Twenty four hours after the illegal leak of Windows NT and Windows 2000 source code triggered new security fears for Microsoft
customers, industry analysts said the incident could be a blessing in disguise for Microsoft’s attempts to speed up enterprise migration to its Windows XP operating system.
According to statistics from research firm Gartner, approximately 70 percent of U.S. enterprises are running Windows 2000 or Windows NT desktops. Still, they say a chunk of source code in the hands of malicious hackers is not necessarily a doom-and-gloom scenario.
“There is a widespread misconception that the release of this code could mean ‘zero day’ attacks against the Windows 2000 and NT operation systems,” said Gartner security analyst John Pescatore, speaking about online attacks that do not require user activation. “I don’t think the security concern today is a big deal,” he told internetnews.com.
“The Linux source has been open and out there from day one but we don’t say zero day attacks against Linux. Windows NT is now seven years old. Windows 2000 is now four years. Why do people think this will lead to zero day attacks?”

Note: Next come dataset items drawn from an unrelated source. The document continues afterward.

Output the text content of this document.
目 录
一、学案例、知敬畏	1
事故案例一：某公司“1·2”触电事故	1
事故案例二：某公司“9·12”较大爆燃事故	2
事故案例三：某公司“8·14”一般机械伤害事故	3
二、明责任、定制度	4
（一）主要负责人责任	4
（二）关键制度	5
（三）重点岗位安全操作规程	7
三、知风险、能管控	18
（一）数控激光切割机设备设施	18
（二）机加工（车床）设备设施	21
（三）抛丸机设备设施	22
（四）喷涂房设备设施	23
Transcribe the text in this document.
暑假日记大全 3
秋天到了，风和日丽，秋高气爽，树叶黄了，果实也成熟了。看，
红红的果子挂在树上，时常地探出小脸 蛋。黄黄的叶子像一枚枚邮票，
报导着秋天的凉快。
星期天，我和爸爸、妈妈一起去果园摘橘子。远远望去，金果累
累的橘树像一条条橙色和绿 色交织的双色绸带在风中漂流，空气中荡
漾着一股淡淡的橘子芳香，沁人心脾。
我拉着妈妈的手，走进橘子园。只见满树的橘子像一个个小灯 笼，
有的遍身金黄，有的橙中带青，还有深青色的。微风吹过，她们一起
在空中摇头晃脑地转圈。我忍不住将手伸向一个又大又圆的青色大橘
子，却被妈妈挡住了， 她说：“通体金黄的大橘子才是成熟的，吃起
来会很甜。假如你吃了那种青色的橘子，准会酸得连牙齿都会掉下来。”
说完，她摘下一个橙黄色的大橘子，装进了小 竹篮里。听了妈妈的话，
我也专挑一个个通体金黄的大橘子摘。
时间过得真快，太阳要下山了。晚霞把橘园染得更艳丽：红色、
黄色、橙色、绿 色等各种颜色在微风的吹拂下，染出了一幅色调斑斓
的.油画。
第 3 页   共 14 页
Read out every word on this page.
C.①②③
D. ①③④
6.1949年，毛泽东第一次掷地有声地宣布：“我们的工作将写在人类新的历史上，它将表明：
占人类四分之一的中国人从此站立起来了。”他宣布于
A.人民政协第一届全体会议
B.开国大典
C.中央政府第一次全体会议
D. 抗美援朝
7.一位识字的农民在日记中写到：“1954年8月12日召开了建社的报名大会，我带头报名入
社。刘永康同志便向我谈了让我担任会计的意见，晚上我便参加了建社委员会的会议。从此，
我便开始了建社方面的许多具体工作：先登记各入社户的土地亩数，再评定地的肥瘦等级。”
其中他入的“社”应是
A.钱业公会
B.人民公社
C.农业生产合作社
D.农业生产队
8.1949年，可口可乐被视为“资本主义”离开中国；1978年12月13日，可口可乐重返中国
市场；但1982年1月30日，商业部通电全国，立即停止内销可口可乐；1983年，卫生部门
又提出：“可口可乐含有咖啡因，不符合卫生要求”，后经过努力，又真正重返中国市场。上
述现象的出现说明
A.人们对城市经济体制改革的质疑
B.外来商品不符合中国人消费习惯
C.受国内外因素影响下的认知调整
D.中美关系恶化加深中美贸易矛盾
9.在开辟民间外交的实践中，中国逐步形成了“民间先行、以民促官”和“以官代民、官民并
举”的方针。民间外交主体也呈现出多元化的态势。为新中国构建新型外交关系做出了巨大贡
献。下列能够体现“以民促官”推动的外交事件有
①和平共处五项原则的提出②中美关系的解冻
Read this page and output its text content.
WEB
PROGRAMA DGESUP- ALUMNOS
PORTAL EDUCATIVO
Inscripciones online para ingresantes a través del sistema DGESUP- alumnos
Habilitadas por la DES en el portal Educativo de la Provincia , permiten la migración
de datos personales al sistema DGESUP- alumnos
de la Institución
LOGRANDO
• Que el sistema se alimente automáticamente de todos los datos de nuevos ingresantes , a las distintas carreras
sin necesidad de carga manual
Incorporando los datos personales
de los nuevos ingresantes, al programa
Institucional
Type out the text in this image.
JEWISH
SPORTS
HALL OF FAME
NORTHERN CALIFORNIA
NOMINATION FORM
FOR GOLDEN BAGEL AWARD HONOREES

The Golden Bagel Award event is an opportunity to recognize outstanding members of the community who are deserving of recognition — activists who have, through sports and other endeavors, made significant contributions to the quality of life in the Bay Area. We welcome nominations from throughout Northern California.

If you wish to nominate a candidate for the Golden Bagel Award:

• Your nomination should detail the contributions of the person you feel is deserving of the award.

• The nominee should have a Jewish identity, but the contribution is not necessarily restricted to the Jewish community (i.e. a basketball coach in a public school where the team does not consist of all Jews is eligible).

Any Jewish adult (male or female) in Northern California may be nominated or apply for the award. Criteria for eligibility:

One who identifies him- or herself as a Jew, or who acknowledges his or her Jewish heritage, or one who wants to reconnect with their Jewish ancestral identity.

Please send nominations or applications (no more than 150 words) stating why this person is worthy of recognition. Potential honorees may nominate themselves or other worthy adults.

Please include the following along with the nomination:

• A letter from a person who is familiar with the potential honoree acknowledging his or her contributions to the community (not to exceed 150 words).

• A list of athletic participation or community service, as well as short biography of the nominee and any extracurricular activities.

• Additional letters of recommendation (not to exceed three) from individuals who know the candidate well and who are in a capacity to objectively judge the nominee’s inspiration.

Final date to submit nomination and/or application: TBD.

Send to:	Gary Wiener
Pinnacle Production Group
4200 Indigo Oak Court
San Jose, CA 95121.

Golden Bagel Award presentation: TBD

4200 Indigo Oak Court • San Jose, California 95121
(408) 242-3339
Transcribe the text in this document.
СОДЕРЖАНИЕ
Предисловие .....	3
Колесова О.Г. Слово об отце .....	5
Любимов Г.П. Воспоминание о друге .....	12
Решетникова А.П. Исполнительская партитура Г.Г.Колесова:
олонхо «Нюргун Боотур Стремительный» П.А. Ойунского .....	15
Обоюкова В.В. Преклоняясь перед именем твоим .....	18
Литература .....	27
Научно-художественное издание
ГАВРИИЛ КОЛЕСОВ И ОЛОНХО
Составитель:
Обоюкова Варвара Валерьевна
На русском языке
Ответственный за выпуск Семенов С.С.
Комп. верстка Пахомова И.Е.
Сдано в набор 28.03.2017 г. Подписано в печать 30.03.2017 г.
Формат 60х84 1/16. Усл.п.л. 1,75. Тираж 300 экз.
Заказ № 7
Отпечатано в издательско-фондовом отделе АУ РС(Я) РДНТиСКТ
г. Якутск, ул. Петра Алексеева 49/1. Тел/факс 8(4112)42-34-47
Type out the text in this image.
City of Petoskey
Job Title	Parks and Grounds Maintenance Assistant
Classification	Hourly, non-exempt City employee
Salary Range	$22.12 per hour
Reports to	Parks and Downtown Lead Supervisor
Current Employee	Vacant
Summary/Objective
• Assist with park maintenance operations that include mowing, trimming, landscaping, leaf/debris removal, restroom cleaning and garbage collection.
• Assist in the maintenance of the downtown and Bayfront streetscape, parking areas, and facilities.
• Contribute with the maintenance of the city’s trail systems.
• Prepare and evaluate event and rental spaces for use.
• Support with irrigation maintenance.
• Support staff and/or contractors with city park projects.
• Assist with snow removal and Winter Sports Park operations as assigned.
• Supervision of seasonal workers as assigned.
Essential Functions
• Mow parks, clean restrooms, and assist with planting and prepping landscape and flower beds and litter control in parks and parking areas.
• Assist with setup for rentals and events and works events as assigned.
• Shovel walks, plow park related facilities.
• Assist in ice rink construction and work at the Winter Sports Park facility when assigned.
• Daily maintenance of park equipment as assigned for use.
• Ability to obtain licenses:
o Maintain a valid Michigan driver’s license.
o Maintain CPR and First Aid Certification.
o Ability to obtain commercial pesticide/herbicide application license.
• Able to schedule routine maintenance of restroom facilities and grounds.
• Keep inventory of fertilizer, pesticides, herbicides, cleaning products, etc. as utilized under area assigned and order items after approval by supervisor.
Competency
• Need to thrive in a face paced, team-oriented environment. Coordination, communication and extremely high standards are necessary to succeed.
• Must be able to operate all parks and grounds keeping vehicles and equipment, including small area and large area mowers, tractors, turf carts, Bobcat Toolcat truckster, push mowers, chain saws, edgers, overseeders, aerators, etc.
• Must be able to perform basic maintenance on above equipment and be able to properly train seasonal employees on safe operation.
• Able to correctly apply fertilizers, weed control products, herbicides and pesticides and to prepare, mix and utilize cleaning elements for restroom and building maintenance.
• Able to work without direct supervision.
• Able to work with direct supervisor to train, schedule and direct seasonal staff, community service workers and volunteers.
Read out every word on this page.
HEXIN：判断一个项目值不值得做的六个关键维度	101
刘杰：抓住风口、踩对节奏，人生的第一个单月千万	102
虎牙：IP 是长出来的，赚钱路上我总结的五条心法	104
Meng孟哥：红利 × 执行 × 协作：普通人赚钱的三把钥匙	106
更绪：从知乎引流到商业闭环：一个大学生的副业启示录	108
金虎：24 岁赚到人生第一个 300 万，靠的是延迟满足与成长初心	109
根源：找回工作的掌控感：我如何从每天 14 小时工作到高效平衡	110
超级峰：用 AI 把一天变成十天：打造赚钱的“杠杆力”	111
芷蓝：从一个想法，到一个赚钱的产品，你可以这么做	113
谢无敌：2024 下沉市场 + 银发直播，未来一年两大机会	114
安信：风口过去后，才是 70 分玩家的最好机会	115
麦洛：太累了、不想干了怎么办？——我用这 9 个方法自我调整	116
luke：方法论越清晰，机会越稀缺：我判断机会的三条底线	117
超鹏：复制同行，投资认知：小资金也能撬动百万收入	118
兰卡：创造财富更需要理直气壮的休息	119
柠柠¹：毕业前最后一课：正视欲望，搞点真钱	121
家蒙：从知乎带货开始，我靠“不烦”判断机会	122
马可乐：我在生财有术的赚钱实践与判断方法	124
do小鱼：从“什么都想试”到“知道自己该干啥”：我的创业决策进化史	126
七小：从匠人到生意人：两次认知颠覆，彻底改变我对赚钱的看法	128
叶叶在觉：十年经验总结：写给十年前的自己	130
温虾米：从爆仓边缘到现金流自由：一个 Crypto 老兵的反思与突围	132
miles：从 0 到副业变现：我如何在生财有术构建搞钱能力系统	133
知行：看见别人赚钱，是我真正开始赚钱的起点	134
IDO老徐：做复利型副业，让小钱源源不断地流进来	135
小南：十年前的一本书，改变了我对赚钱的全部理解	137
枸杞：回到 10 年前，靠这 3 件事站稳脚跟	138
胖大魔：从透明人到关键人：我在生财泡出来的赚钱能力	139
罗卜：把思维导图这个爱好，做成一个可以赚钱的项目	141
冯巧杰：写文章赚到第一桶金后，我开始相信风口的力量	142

Still, Pescatore said there are enough jitters among IT administrators that could speed up operating system migration plans.
“We’re not advising clients to rush to dump NT and Windows 2000 because of this code leak. But, I can see this helping Microsoft because of the misconception. Some companies that initially planned to wait until 2005 to move over to XP might get scared and accelerate the move.”
Many security experts were sharing Pescatore’s sentiments on mailing lists and discussion boards Friday. Russ Cooper, security consultant and editor of the NT Bugtraq list, said it would be very surprising if the code leak resulted in any significant new risk. “Given how hard people have pounded away at the binaries in the past, pouring over 55,000 source files to find
something new in old versions will likely/hopefully be a very unfulfilling task,” Cooper said in a note to the Bugtraq list.
According to Cooper, the chunks of code specifically related to Windows NT 4.0 SP3, all relating to NT 4.0 Server except IIS (Internet Information Server), Microsoft’s Web server.
It includes some code for Internet Explorer version 4. Another 338MB download that was in circulation on Internet sites was a small subset of Windows 2000 SP1 (service pack 1). He said the Windows 2000 code contains three references to Mainsoft, a San Jose, Calif.-based strategic software partner of Microsoft.
A published report has identified Mainsoft as the origin of the Windows 2000 leak but Microsoft has declined comment. Company spokesman Tom Pilla told internetnews.com that the code leak did not come from within Microsoft itself. “It’s fairly clear that this was not shown to be any breach of the Microsoft corporate network or Microsoft internal security.”
Yankee Group analyst Laura DiDio believes it is much too early to assume an automatic security danger, especially since Microsoft has made it very clear the leaked code cannot be recompiled. “I don’t think this will cause IT admins to panic and recommend an immediate move to XP. I think many enterprises will proceed as planned with their deployment time table and this episode won’t affect that.”
DiDio told internetnews.com some smaller organizations might speed up XP migration plans because of the code leak but, among larger enterprises, the logistics of upgrading thousands of desktops immediately are just too challenging. “This might cause some big companies to move up their timetable by a few months but it won’t be a stampede.”
Jupiter Research analyst Joe Wilcox thinks its too early to estimate the real impact of the code leak. “While this was a small portion of the Windows 2000 code, there’s still a lot of code here. Until people have had enough time to actually look it over with fine tooth comb, there’s no way to assess what the real security risk is.” (Jupiter Research and internetnews.com are owned by the same parent company.)
After last summer’s Sobig.F and MSBlast virus outbreaks, Microsoft CFO John Connors admitted
that weak billings for three or four weeks after the virus attacks had led to a significant slowdown in software licensing renewals.
Analyst say the code leak could even help Microsoft’s efforts at marketing its XP operating system. For example, customers could either not react, or decide the leak is a risk to their Windows 2000 and NT systems and look to upgrade to XP.
Windows XP is built on top of existing code from previous operating systems and it’s conceivable that if security vulnerabilities are uncovered as a result of the leaked code, those bugs could affect XP as well.